For one thing, it looks like a lot of time and care has gone into this thing from a design standpoint. This isn’t a cheap clone of iOS, the way Windows is a cheap clone of Mac OS, the way Android is a cheap clone of iOS. This is something very different. Still touch-based, still simple and clean (maybe even more simple and clean than iOS), but very different from anything Apple is doing. It even looks almost completely different.
And there’s documentation. Design principles. Human Interface Guidelines. The whole nine yards. They’re putting the hours in over there.
But does it work? Of that, I’m still not sure. I think of projects like Courier that demo very well but upon further inspection make no practical sense, and I worry that what we’ve been shown so far will be better on paper, in short video clips, or at a sales demo than in actual use. Seems like a lot of screen real estate gets wasted; seems like a lot of swiping to off screen content; seems less intuitive to operate for someone who doesn’t know where to tap or swipe.
But I’m going to reserve my real judgement on this one, despite my natural tendency to immediately assume anything Microsoft produces will be crap. The level of thought that appears to have gone into designing this thing suggests that some of the real talent at Microsoft has finally been allowed to float to the top.
All of this could be moot, anyway, if you believe what most people would have you believe, that Android already has the mobile game won by a mile, that even Apple will only have a small percentage of market share in a few years, after the massive Android takeover occurs any minute now.
But you don’t really believe that nonsense, do you?
The way I see it, it’s still a wide open field. Apple will be stuck in a war with the carriers for a while still (many will not want to give up that precious control they love so much, and Steve Jobs is, well Steve Jobs), and that will leave a large chunk of the market up for grabs. Right now, Android is mopping up that market. But for how long? So far they’ve been competing mostly with dead Windows Mobile 6 and non-smart phones. They don’t seem to be fostering long-term loyal customers, the kind of people who stick to one platform for years and years on principle.

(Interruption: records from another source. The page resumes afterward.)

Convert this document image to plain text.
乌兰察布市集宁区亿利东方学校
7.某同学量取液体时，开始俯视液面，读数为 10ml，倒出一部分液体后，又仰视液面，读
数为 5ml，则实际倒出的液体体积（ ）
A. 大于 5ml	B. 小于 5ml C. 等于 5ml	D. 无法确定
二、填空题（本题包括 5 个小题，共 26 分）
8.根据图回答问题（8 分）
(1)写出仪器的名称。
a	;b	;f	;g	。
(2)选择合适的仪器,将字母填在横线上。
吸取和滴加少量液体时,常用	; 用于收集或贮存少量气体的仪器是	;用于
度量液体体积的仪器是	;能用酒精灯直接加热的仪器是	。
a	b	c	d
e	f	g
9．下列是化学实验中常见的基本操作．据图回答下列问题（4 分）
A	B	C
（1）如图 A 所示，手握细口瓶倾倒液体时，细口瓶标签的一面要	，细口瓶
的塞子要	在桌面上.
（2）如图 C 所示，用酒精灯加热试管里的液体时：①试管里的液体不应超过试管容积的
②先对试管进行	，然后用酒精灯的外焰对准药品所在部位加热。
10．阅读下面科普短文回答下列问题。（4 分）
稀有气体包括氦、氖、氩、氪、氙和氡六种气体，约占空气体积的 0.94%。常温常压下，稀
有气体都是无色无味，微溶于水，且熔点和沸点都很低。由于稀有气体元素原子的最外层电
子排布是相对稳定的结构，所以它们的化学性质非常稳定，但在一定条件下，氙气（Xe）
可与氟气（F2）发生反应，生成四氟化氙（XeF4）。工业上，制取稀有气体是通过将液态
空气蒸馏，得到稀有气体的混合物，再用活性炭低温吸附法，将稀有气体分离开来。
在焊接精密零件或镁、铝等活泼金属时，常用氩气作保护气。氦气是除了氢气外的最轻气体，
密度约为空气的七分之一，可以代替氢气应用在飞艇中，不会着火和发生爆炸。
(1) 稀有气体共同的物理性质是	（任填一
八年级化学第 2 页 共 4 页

HP has WebOS, which will most likely go nowhere, but you never know. RIM keeps making the mistake of trying to expand to consumers and is meanwhile ceding ground on the business front to Apple.
Microsoft looks like it’s coming very late to the party with an OS that will likely be under featured on launch. But hey, Apple does that on a regular basis and manages to pull it off, so I wouldn’t write MS out of this story just yet.